Tumor Antigen Heterogeneity: The “Elephant in the Room” of Adoptive T-cell Therapy for Solid Tumors

Adoptive transfer of T cells expressing chimeric antigen receptors (CAR) has revolutionized the treatment of many hematologic malignancies. Unfortunately, T-cell transfer for the treatment of solid tumors has not yet achieved similar success (1). One of the most important yet understudied challenges is the issue of tumor antigen heterogeneity (2), because not all tumor cells will express the targeted antigen, and even when present, the levels may be quite variable. In addition, therapy-induced immune editing could lead to antigen escape. Successful therapy will, thus, need to overcome this critical hurdle.

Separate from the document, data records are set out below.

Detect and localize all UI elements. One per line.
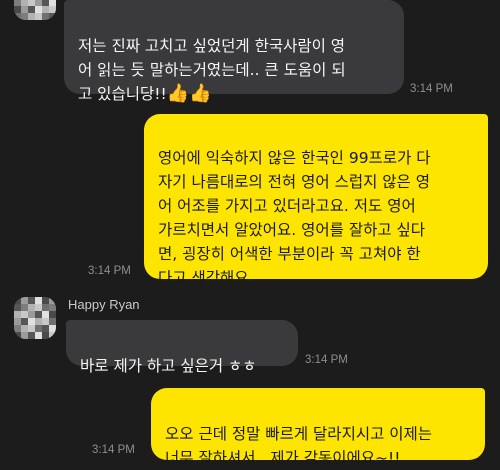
message-text: 저는 진짜 고치고 싶었던게 한국사람이 영 어 읽는 듯 말하는거였는데.. … bbox=[78, 37, 346, 103]
sender-name: Happy Ryan bbox=[68, 297, 140, 312]
incoming-message-bubble: 저는 진짜 고치고 싶었던게 한국사람이 영 어 읽는 듯 말하는거였는데.. … bbox=[64, 0, 404, 104]
outgoing-message-bubble: 영어에 익숙하지 않은 한국인 99프로가 다 자기 나름대로의 전혀 영어 스… bbox=[144, 114, 488, 287]
sender-avatar-blurred[interactable] bbox=[14, 297, 56, 339]
message-timestamp: 3:14 PM bbox=[305, 354, 348, 366]
message-timestamp: 3:14 PM bbox=[88, 265, 131, 277]
message-timestamp: 3:14 PM bbox=[410, 83, 453, 95]
thumbs-up-emoji: 👍👍 bbox=[166, 83, 212, 104]
sender-avatar-blurred[interactable] bbox=[14, 0, 56, 20]
message-timestamp: 3:14 PM bbox=[92, 444, 135, 456]
incoming-message-bubble: 바로 제가 하고 싶은거 ㅎㅎ bbox=[66, 320, 298, 375]
outgoing-message-bubble: 오오 근데 정말 빠르게 달라지시고 이제는 너무 잘하셔서.. 제가 감동이에… bbox=[151, 388, 485, 467]
message-text: 오오 근데 정말 빠르게 달라지시고 이제는 너무 잘하셔서.. 제가 감동이에… bbox=[165, 425, 433, 467]
message-text: 영어에 익숙하지 않은 한국인 99프로가 다 자기 나름대로의 전혀 영어 스… bbox=[158, 149, 431, 287]
message-text: 바로 제가 하고 싶은거 ㅎㅎ bbox=[80, 357, 257, 375]
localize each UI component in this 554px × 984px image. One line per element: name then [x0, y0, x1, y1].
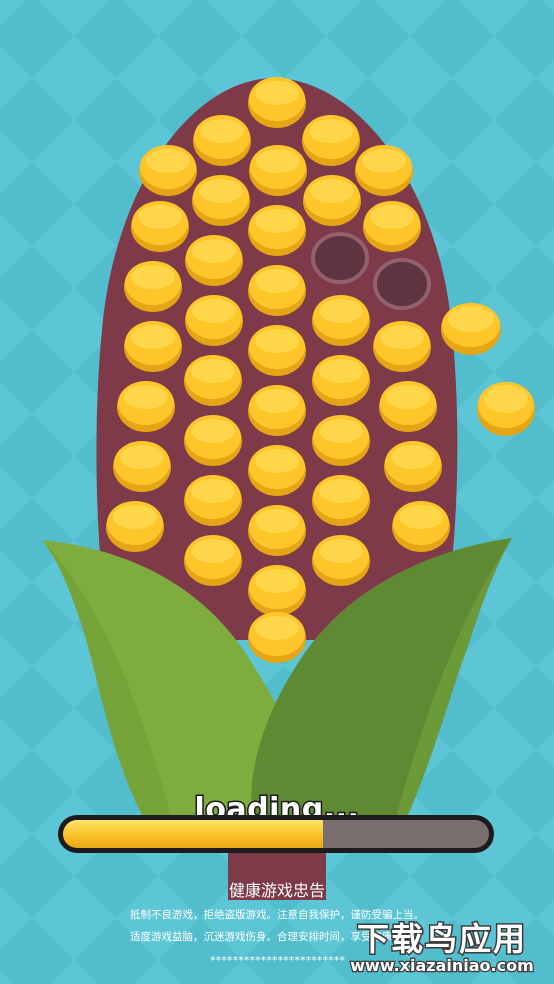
corn-kernel[interactable]: [248, 265, 306, 316]
corn-kernel[interactable]: [312, 535, 370, 586]
corn-kernel[interactable]: [139, 145, 197, 196]
corn-kernel[interactable]: [248, 205, 306, 256]
corn-kernel[interactable]: [248, 385, 306, 436]
corn-kernel[interactable]: [312, 475, 370, 526]
corn-kernel[interactable]: [373, 321, 431, 372]
empty-kernel-hole: [311, 232, 369, 284]
corn-kernel[interactable]: [131, 201, 189, 252]
corn-kernel[interactable]: [379, 381, 437, 432]
corn-kernel[interactable]: [184, 535, 242, 586]
corn-kernel[interactable]: [312, 415, 370, 466]
corn-kernel[interactable]: [124, 261, 182, 312]
corn-kernel[interactable]: [184, 415, 242, 466]
loading-progress-bar: [58, 815, 494, 853]
corn-kernel[interactable]: [113, 441, 171, 492]
corn-kernel[interactable]: [184, 475, 242, 526]
corn-kernel[interactable]: [303, 175, 361, 226]
corn-kernel[interactable]: [184, 355, 242, 406]
corn-kernel[interactable]: [249, 145, 307, 196]
corn-kernel[interactable]: [193, 115, 251, 166]
corn-kernel[interactable]: [384, 441, 442, 492]
corn-kernel[interactable]: [302, 115, 360, 166]
corn-kernel[interactable]: [392, 501, 450, 552]
progress-track: [63, 820, 489, 848]
flying-kernel: [477, 382, 535, 436]
corn-kernel[interactable]: [124, 321, 182, 372]
corn-kernel[interactable]: [185, 295, 243, 346]
corn-kernel[interactable]: [248, 77, 306, 128]
watermark-url: www.xiazainiao.com: [349, 955, 535, 977]
corn-kernel[interactable]: [248, 445, 306, 496]
empty-kernel-hole: [373, 258, 431, 310]
corn-kernel[interactable]: [185, 235, 243, 286]
corn-kernel[interactable]: [363, 201, 421, 252]
corn-kernel[interactable]: [248, 505, 306, 556]
corn-kernel[interactable]: [106, 501, 164, 552]
corn-kernel[interactable]: [117, 381, 175, 432]
site-watermark: 下载鸟应用 www.xiazainiao.com: [333, 906, 551, 980]
corn-kernel[interactable]: [312, 295, 370, 346]
corn-kernel[interactable]: [355, 145, 413, 196]
flying-kernel: [441, 303, 501, 355]
corn-kernel[interactable]: [248, 612, 306, 663]
watermark-title: 下载鸟应用: [355, 919, 527, 960]
corn-kernel[interactable]: [192, 175, 250, 226]
health-notice-title: 健康游戏忠告: [228, 881, 325, 900]
corn-kernel[interactable]: [312, 355, 370, 406]
corn-kernel[interactable]: [248, 325, 306, 376]
corn-kernel[interactable]: [248, 565, 306, 616]
progress-fill: [63, 820, 323, 848]
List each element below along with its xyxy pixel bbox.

Tumor antigen heterogeneity could be overcome by the presence of “bystander effects,” the ability of the transferred T cells to also kill tumor cells that are not expressing the targeted antigen(s). This could occur by release of cytokines from the activated T cells or by engagement of death receptors on the nontargeted tumor cells. However, it is hoped that the most powerful bystander effects would be due to epitope (or antigen) spreading. In this process, transferred T cells kill targeted tumors cells, resulting in the release of tumor antigens in an immunostimulatory environment that are then taken up by antigen-presenting cells that have the ability to cross-present tumor antigens, ultimately generating endogenous B-cell and T-cell immunity against tumor antigens not originally targeted by the transferred T cells (3).

The extent of bystander killing that occurs after CAR or T-cell receptor (TCR) T-cell therapy has not been well studied. In this context, the study by Xin and colleagues in this issue (4), whose major goal was defining and augmenting epitope spreading, is timely and important. Using a syngeneic mouse model with defined tumor antigens, this group provide data that epitope spreading after treatment with T cells expressing a TCR targeted to the melanoma tumor antigen gp100 was minimal, resulting in the inability to eradicate tumor cells lacking gp100. However, by cotransducing the adoptively transferred T cells with a second TCR that recognizes a bacterially expressed antigen (ovalbumin) and treating tumors with modified Listeria bacteria that expresses ovalbumin, epitope spreading [mediated by BATF3⁺ dendritic cells (DC)] and bystander effects were markedly enhanced, along with the generation of central memory and tissue-resident memory CD8⁺ T cells. Although this study examined T cells transduced with TCRs and may have some issues relating to practicality and safety of intratumoral injections, it serves as an important proof of principle showing the importance of augmenting epitope spreading. Our group has similar data showing that CAR T cells are also very limited in the degree of epitope spreading that they induce without augmentation.

Finding a way to enhance bystander effects will be critical for success in treating most solid tumors where less than 100% of tumors express targeted antigens and in preventing immune editing–induced escape after therapy. Increasing epitope spreading is one strategy. This could include the approach described by Xin and colleagues in this issue (4) or DC activators delivered by the transferred T cells (i.e., IL12, flagellin, or CD40 ligand) or administered systemically (i.e., agonistic anti-CD40 antibody, FLT3 ligand, or STING agonists). Other potentially useful cargo could be cytokines or secreted bispecific T-cell engagers that would kill nonantigen-expressing cells. It may also be possible to address tumor heterogeneity by injecting mixtures of T cells that target multiple tumor antigens, transducing T cells with multiple CARs or TCRs targeting different antigens, or designing CARs that target multiple antigens.

Disclosure of Potential Conflicts of Interest

S.M. Albelda reports receiving commercial research grants from Novartis and Tmunity. No other potential conflicts of interest were disclosed.